Significant reduction in collector consumption by implementing ultrafine bubbles in lead and zinc rougher flotation

Abstract

Ultrafine bubbles were applied to the rougher flotation of the lead and zinc minerals, and the effects of the particle size (−38, −75, and − 106 μm) and collector concentration (potassium ethyl xanthate: 60, 80, 100, and potassium amyl xanthate: 10, 20, 30 g/t) were investigated on the lead and zinc recovery by implementing central composite and two-level full factorial designs, respectively. Considering the results, particle size was the most effective variable which substantially enhanced the lead recovery from 27.6 to 63.65%, and the zinc recovery from 59.92 to 84.88%. Also, the introduction of ultrafine bubbles improved the lead and zinc recoveries by about 7.41 and 1.22%, respectively. It could be concluded that the adsorbed ultrafine bubbles helped collectors in making the particle surface hydrophobic, and consequently reduced the reagent consumption.

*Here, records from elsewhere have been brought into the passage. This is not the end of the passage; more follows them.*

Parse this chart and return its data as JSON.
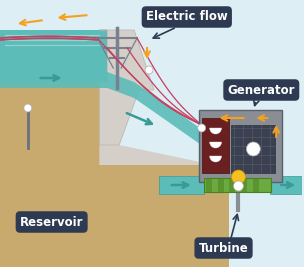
{
  "bg_color": "#ddeef5",
  "labels": {
    "electric_flow": "Electric flow",
    "generator": "Generator",
    "reservoir": "Reservoir",
    "turbine": "Turbine"
  },
  "label_bg": "#2d3a52",
  "label_fg": "#ffffff",
  "water_color": "#5bbcb8",
  "water_dark": "#3a9a96",
  "land_color": "#c8a96e",
  "dam_color": "#d4cfc8",
  "dam_dark": "#b8b3ac",
  "generator_box": "#8a8e94",
  "generator_dark": "#5a6070",
  "cable_color": "#c44060",
  "arrow_color": "#f5a020",
  "arrow_water": "#3a9a96",
  "turbine_color": "#6aaa40",
  "turbine_dark": "#4a8020",
  "pole_color": "#7a8090"
}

In conclusion, the application of ultrafine bubbles to the lead‑zinc flotation proved to be beneficial from the metal recovery aspect. • Ultrafine bubbles improve concentrate grade and recovery in the rougher flotation. • Application of ultrafine bubbles reduce collector consumption in lead/zinc flotation. • Recovery of both fine and coarse particles is assisted by applying ultrafine bubbles. • Lead and zinc recovery using ultrafine bubbles improves by increasing particle size. • Models of lead and zinc recoveries by ultrafine bubble flotation were presented.